Cases identified and referred to as appropriate for Heart of Safety, will go through a rigorous restorative justice conferencing process overseen by a trained facilitator and consisting of four stages. First, the facilitator informs potential participants of the process and allows them to determine if they consent to remain in the process. Next, the facilitator carries out individual conversations with both the respondent(s) and person(s) harmed to listen to their experiences, establish their individual needs, and determine when they are ready for a joint meeting. Next, should the parties agree, the facilitator helps them draft a mutually agreed-upon written restoration plan. Lastly, the facilitator follows up with participants to ensure they are satisfied and that the restoration plan has been completed.

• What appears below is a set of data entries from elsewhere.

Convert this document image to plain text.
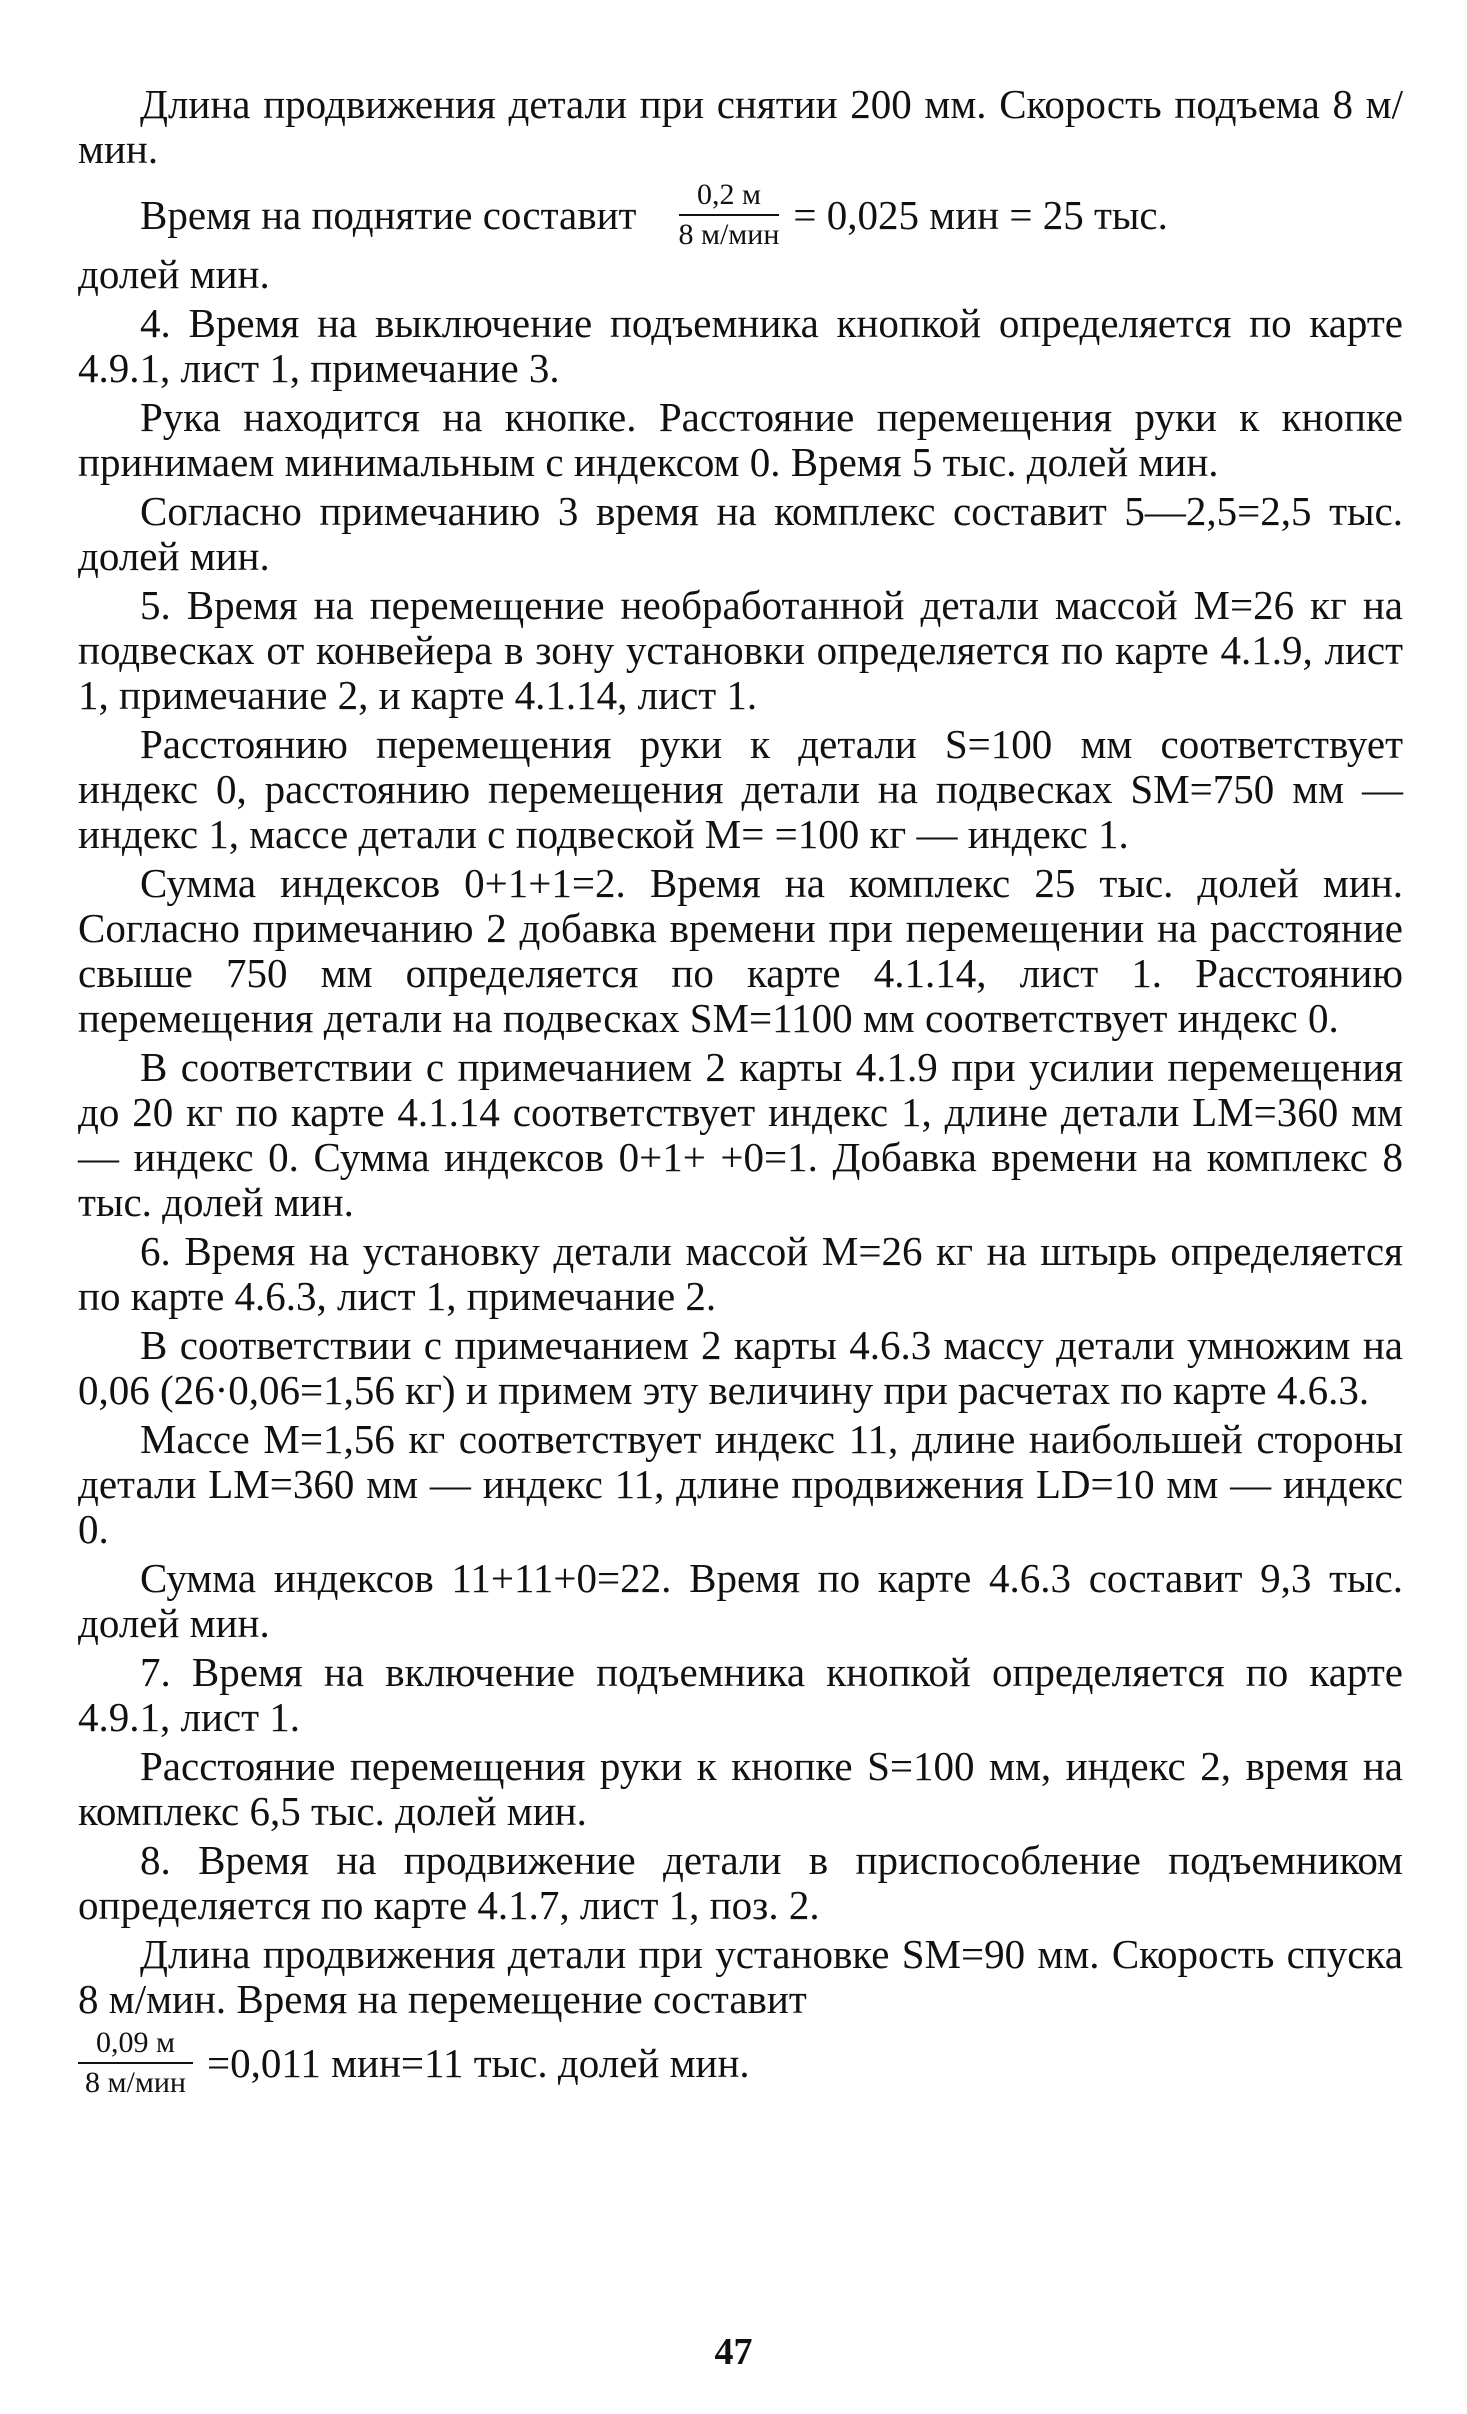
Длина продвижения детали при снятии 200 мм. Скорость подъема 8 м/мин.

Время на поднятие составит $\frac{0,2 м}{\text{8 м/мин}} = 0,025$ мин = 25 тыс.

долей мин.

4. Время на выключение подъемника кнопкой определяется по карте 4.9.1, лист 1, примечание 3.

Рука находится на кнопке. Расстояние перемещения руки к кнопке принимаем минимальным с индексом 0. Время 5 тыс. долей мин.

Согласно примечанию 3 время на комплекс составит 5—2,5=2,5 тыс. долей мин.

5. Время на перемещение необработанной детали массой M=26 кг на подвесках от конвейера в зону установки определяется по карте 4.1.9, лист 1, примечание 2, и карте 4.1.14, лист 1.

Расстоянию перемещения руки к детали S=100 мм соответствует индекс 0, расстоянию перемещения детали на подвесках SM=750 мм — индекс 1, массе детали с подвеской M= =100 кг — индекс 1.

Сумма индексов 0+1+1=2. Время на комплекс 25 тыс. долей мин. Согласно примечанию 2 добавка времени при перемещении на расстояние свыше 750 мм определяется по карте 4.1.14, лист 1. Расстоянию перемещения детали на подвесках SM=1100 мм соответствует индекс 0.

В соответствии с примечанием 2 карты 4.1.9 при усилии перемещения до 20 кг по карте 4.1.14 соответствует индекс 1, длине детали LM=360 мм — индекс 0. Сумма индексов 0+1+ +0=1. Добавка времени на комплекс 8 тыс. долей мин.

6. Время на установку детали массой M=26 кг на штырь определяется по карте 4.6.3, лист 1, примечание 2.

В соответствии с примечанием 2 карты 4.6.3 массу детали умножим на 0,06 (26·0,06=1,56 кг) и примем эту величину при расчетах по карте 4.6.3.

Массе M=1,56 кг соответствует индекс 11, длине наибольшей стороны детали LM=360 мм — индекс 11, длине продвижения LD=10 мм — индекс 0.

Сумма индексов 11+11+0=22. Время по карте 4.6.3 составит 9,3 тыс. долей мин.

7. Время на включение подъемника кнопкой определяется по карте 4.9.1, лист 1.

Расстояние перемещения руки к кнопке S=100 мм, индекс 2, время на комплекс 6,5 тыс. долей мин.

8. Время на продвижение детали в приспособление подъемником определяется по карте 4.1.7, лист 1, поз. 2.

Длина продвижения детали при установке SM=90 мм. Скорость спуска 8 м/мин. Время на перемещение составит

$\frac{0,09 м}{\text{8 м/мин}} =0,011$ мин=11 тыс. долей мин.
47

If the restorative justice process is unsuccessful in resolving a case, the Office of the Commonwealth’s Attorney retains the option of initiating prosecution.
“Restorative Arlington’s Heart of Safety program will provide a great new option for diverting some youth from the traditional court process,” said Court Services Unit Director Earl Conklin. “It is an alternative model that has proven successful for both the youth and those who have been harmed.”
“Punishment often makes the problem worse, particularly when it arises from unmet basic needs, a lack of skills, or a history of trauma in young people,” said Arlington resident and co-founder of the Coalition for Trauma Informed Schools, Juliet Hiznay. “Heart of Safety facilitates communication and enables community members to identify root causes of harm while developing meaningful solutions in response to these harmful acts.”
“Mass incarceration is one of the greatest civil rights injustices of our era,” said NAACP Vice President Mike Hemminger. “The implementation of this research-based program will surely have life changing results for those who have interactions with our current punitive legal system.”
“I have seen how the legal system traumatizes people with punishment, which is different from accountability, while the needs of the people affected by their actions have gone unmet,” said Liane Rozzell, who started the Restorative Arlington initiative during 2020 while on loan from the Annie E. Casey Foundation. “Through Heart of Safety, people will have a chance to take real accountability through acknowledgement, remorse and
repair, including becoming people who won't repeat that harm.”
“I see restorative practices as effectively changing the mindset around how victims and those who harmed them interact in a way that brings healing to both parties,” said Arlington Civic Federation President Allan Gajadhar. “More importantly, it does so in a way that does not perpetuate the harm with punishment and revenge cycles that perpetuate the underlying socioeconomic contributors to harmful behaviors.”
“At the Annie E. Casey Foundation, we are committed to improving community safety so that all children, youth, and families have the opportunity to thrive,” said Jaquita Monroe. “Arlington’s Heart of Safety aligns with positive youth development principles and focuses on reducing the disparities we see in justice systems across the country. We’re pleased to have supported the development of this program and we look forward to seeing great results.”
Commonwealth’s Attorney Parisa Dehghani-Tafti said, “Heart of Safety is about survivors’ rights, youth rehabilitation, and crime prevention. For survivors, it’s the peace of mind of taking charge of their recovery. For young people, it’s a second chance to make right what they did wrong. And for the community, it’s an investment in crime prevention.”
The establishment of Heart of Safety represents the culmination of two years of hard work led by Restorative Arlington and thousands of volunteer hours on behalf of system partners, victims of crimes, formerly incarcerated persons, and community stakeholders, including teens and young adults.
Restorative Arlington is actively working with Arlington Public Schools to sign a separate agreement that creates a referral pathway to allow schools to directly refer students to Heart of Safety. Establishing this pathway will allow schools to hold students who have caused harm accountable while preventing them from entering the criminal legal system entirely.